Studies on abandoned and severely maltreated Romanian children, as an example, revealed striking lesions in certain areas of the brain. The repeated traumatization has led to an increased release of stress hormones which have attacked the sensitive tissue of the brain and destroyed the new, already built-up neurons. The areas of their brains responsible for the “management” of their emotions are twenty to thirty percent smaller than in other children of the same age. Obviously, all children (not only Romanian) who suffer such abandonment and maltreatment will be damaged in this way. The neurobiological research makes it easier for us to understand the way Nazis like Eichmann, Himmler, Hess and others functioned.

Alice Miller advocates passing laws to make corporal punishment illegal. What she observes as a psychologist is that children who were physically mistreated will sometimes grow up to deny and justify their own abuse “it did me good” and thus be way more likely to pass on the behavior to another generation.

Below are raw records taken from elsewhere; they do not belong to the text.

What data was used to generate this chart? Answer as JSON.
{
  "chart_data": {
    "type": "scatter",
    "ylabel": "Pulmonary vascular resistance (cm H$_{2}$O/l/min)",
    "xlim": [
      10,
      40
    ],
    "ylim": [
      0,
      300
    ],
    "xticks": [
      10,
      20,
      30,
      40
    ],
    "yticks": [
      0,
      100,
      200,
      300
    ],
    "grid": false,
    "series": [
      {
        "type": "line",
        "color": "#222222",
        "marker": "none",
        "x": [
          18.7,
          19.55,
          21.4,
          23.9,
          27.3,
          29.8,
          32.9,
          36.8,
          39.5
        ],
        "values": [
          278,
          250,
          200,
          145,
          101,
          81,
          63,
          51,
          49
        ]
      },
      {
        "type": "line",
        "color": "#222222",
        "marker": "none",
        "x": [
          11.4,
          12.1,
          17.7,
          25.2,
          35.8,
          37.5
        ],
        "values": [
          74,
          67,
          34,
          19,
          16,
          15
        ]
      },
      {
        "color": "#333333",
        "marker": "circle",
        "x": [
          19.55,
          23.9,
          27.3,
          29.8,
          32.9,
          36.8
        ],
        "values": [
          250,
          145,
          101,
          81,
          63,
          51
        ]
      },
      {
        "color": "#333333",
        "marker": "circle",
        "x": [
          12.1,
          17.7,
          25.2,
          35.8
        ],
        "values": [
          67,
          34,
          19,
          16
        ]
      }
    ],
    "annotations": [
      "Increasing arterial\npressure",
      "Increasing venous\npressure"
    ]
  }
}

So I suppose she thinks legislation will break the cycle. That goes too far for me, for several reasons. I am editing this a bit because I realized that if I go into that at all, it raises a whole bunch of questions that aren’t directly connected with the point of this post. Let it suffice to say that I don’t agree with everything she says.

I think she is perceptive though about the tendency to “commit” to something unhealthy in your own past and repeat the cycle. You see a parallel to this sometimes in some of the more emotional “anti-unschooling” reactions — “How will a kid ever read Shakespeare if he is not forced to study it in school?” “How can you grow up OK if you haven’t had to deal with the schoolyard bully?” “I wouldn’t do hard things if someone didn’t force me to, so why should my kids?” My family’s been able to debunk these personally. The idea here is that if one doesn’t examine one’s life a bit, one can end up reflexively following patterns set in childhood even if they aren’t really true or the best for the situation.

Incidentally, Hitler was beaten often in childhood, and Miller theorizes that because his father was the illegitimate child of a Jewish man, that Alois Hitler (Adolf’s father) passed on an intense self-hatred and shame literally physically to his own son. Of Daniel Schreber’s two sons, one commited suicide and one became spectacularly mentally ill and wrote a book about his illness. Really interesting! Miller has collected a lot of case studies about childhood abuse in famous historical figures, and it’s interesting to see the same story played out in so many ways in different time periods, with variations for individual personalities.